Centrémonos en China, que es el tema geoestratégico y geoeconómico más importante para Estados Unidos hoy en día. Cualquier análisis de China debe partir del hecho de que, como consecuencia del devastador estallido de la burbuja inmobiliaria en los últimos años, millones de chinos han perdido importantes sumas de dinero y se han endeudado considerablemente. No es de extrañar que estén reduciendo drásticamente sus gastos. Me han comentado que muchos de los restaurantes medio vacíos que vi en Pekín y Shanghái el pasado marzo están aún peor hoy en día.
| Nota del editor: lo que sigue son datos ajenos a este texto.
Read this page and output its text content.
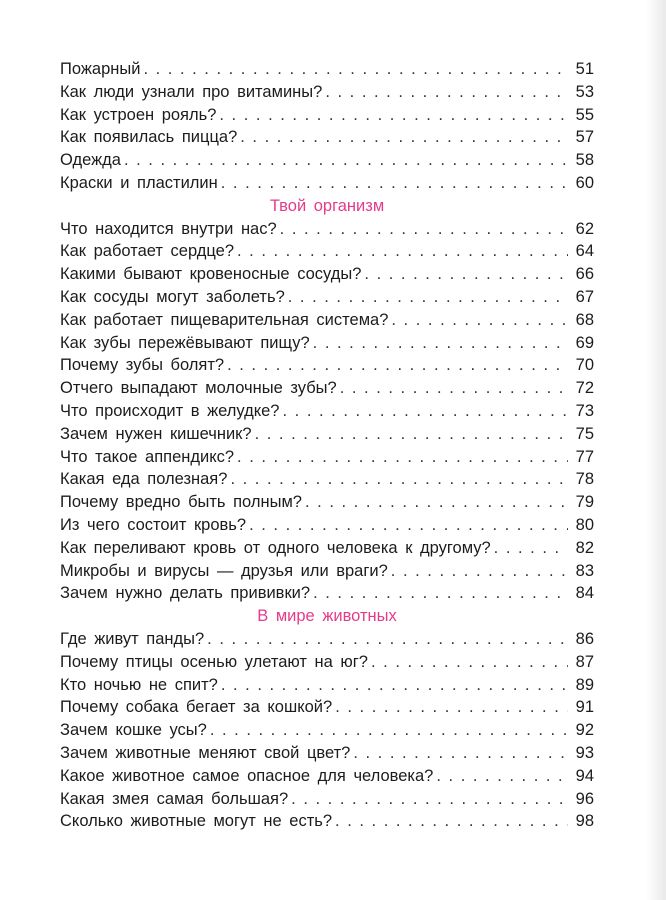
Пожарный . . .	51
Как люди узнали про витамины? . . .	53
Как устроен рояль? . . .	55
Как появилась пицца? . . .	57
Одежда . . .	58
Краски и пластилин . . .	60
Твой организм
Что находится внутри нас? . . .	62
Как работает сердце? . . .	64
Какими бывают кровеносные сосуды? . . .	66
Как сосуды могут заболеть? . . .	67
Как работает пищеварительная система? . . .	68
Как зубы пережёвывают пищу? . . .	69
Почему зубы болят? . . .	70
Отчего выпадают молочные зубы? . . .	72
Что происходит в желудке? . . .	73
Зачем нужен кишечник? . . .	75
Что такое аппендикс? . . .	77
Какая еда полезная? . . .	78
Почему вредно быть полным? . . .	79
Из чего состоит кровь? . . .	80
Как переливают кровь от одного человека к другому? . . .	82
Микробы и вирусы — друзья или враги? . . .	83
Зачем нужно делать прививки? . . .	84
В мире животных
Где живут панды? . . .	86
Почему птицы осенью улетают на юг? . . .	87
Кто ночью не спит? . . .	89
Почему собака бегает за кошкой? . . .	91
Зачем кошке усы? . . .	92
Зачем животные меняют свой цвет? . . .	93
Какое животное самое опасное для человека? . . .	94
Какая змея самая большая? . . .	96
Сколько животные могут не есть? . . .	98
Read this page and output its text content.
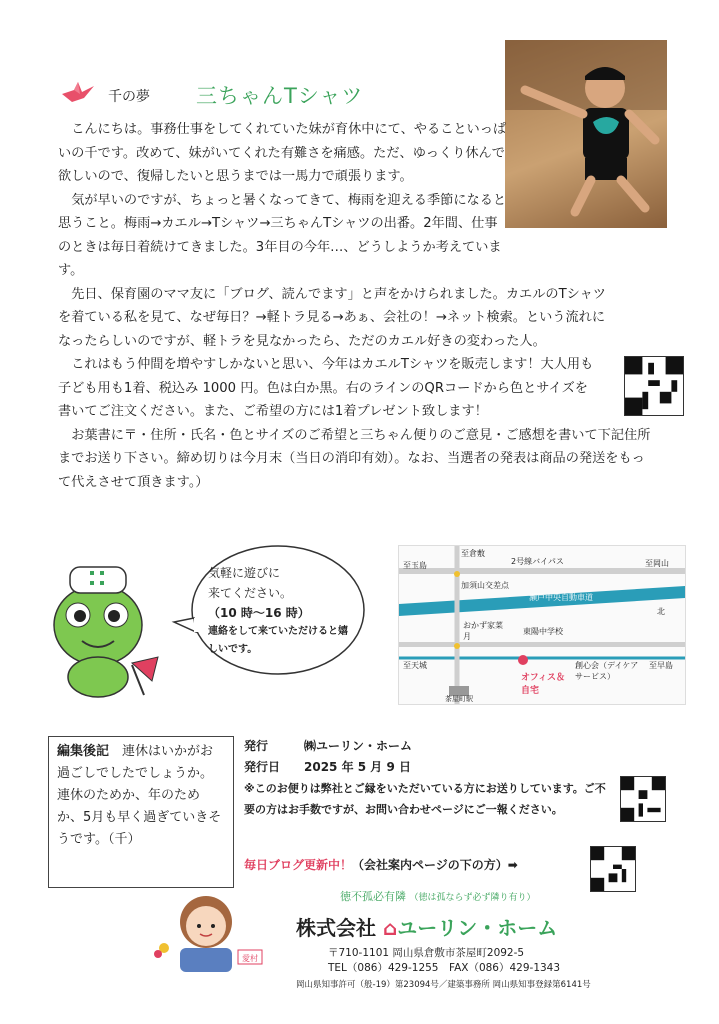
千の夢 三ちゃんTシャツ

こんにちは。事務仕事をしてくれていた妹が育休中にて、やることいっぱいの千です。改めて、妹がいてくれた有難さを痛感。ただ、ゆっくり休んで欲しいので、復帰したいと思うまでは一馬力で頑張ります。

気が早いのですが、ちょっと暑くなってきて、梅雨を迎える季節になると思うこと。梅雨→カエル→Tシャツ→三ちゃんTシャツの出番。2年間、仕事のときは毎日着続けてきました。3年目の今年…、どうしようか考えています。

先日、保育園のママ友に「ブログ、読んでます」と声をかけられました。カエルのTシャツを着ている私を見て、なぜ毎日？→軽トラ見る→あぁ、会社の！→ネット検索。という流れになったらしいのですが、軽トラを見なかったら、ただのカエル好きの変わった人。

これはもう仲間を増やすしかないと思い、今年はカエルTシャツを販売します！大人用も子ども用も1着、税込み 1000 円。色は白か黒。右のラインのQRコードから色とサイズを書いてご注文ください。また、ご希望の方には1着プレゼント致します！

お葉書に〒・住所・氏名・色とサイズのご希望と三ちゃん便りのご意見・ご感想を書いて下記住所までお送り下さい。締め切りは今月末（当日の消印有効）。なお、当選者の発表は商品の発送をもって代えさせて頂きます。）

気軽に遊びに
来てください。
（10 時～16 時）
連絡をして来ていただけると嬉しいです。
至倉敷
2号線バイパス	至岡山
至玉島
加須山交差点
瀬戸中央自動車道
北
おかず家菜月
東陽中学校
至天城	創心会（デイケアサービス）
至早島
オフィス＆自宅
茶屋町駅
編集後記　 連休はいかがお過ごしでしたでしょうか。連休のためか、年のためか、5月も早く過ぎていきそうです。（千）
発行	㈱ユーリン・ホーム
発行日 2025 年 5 月 9 日
※このお便りは弊社とご縁をいただいている方にお送りしています。ご不要の方はお手数ですが、お問い合わせページにご一報ください。
毎日ブログ更新中！（会社案内ページの下の方）➡
愛村
徳不孤必有隣 （徳は孤ならず必ず隣り有り）
株式会社 ⌂ユーリン・ホーム
〒710-1101 岡山県倉敷市茶屋町2092-5
TEL（086）429-1255　FAX（086）429-1343
岡山県知事許可（般-19）第23094号／建築事務所 岡山県知事登録第6141号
En resumen, la segunda economía más grande del mundo está sufriendo un desplome del consumo interno, por lo que los chinos también están importando aún menos. La respuesta de Pekín no es estimular el consumo interno —proporcionando a su población algo más que los mínimos indispensables en seguridad social y sanidad— sino financiar la construcción de más fábricas para exportar productos al resto del mundo.
Como informó recientemente Chris Buckley, uno de mis colegas del Times que cubre China: «Días antes de reunirse con el presidente Trump en Corea del Sur, el líder chino Xi Jinping expuso la siguiente fase de una estrategia de competencia a largo plazo con Estados Unidos y Occidente». El plan deja claro que Pekín quiere redoblar sus esfuerzos en la manufactura industrial, incluso cuando sus socios comerciales temen que el aumento de las exportaciones chinas esté perjudicando a sus propias industrias.
Esto es una imprudencia total por parte de China. Como informó desde Pekín en enero pasado Keith Bradsher, otro colega del Times, China ya produce cerca de un tercio de los productos manufacturados del mundo. Eso es más que Estados Unidos, Japón, Alemania, Corea del Sur y Gran Bretaña juntos.
Así pues, Trump está respondiendo a un problema real. Pero, como suele hacer, está planteando la respuesta equivocada a la pregunta correcta. Para tener una influencia real, sus aranceles deben formar parte de una gran estrategia discreta, pero la estrategia precipitada de Trump ha sido todo lo contrario.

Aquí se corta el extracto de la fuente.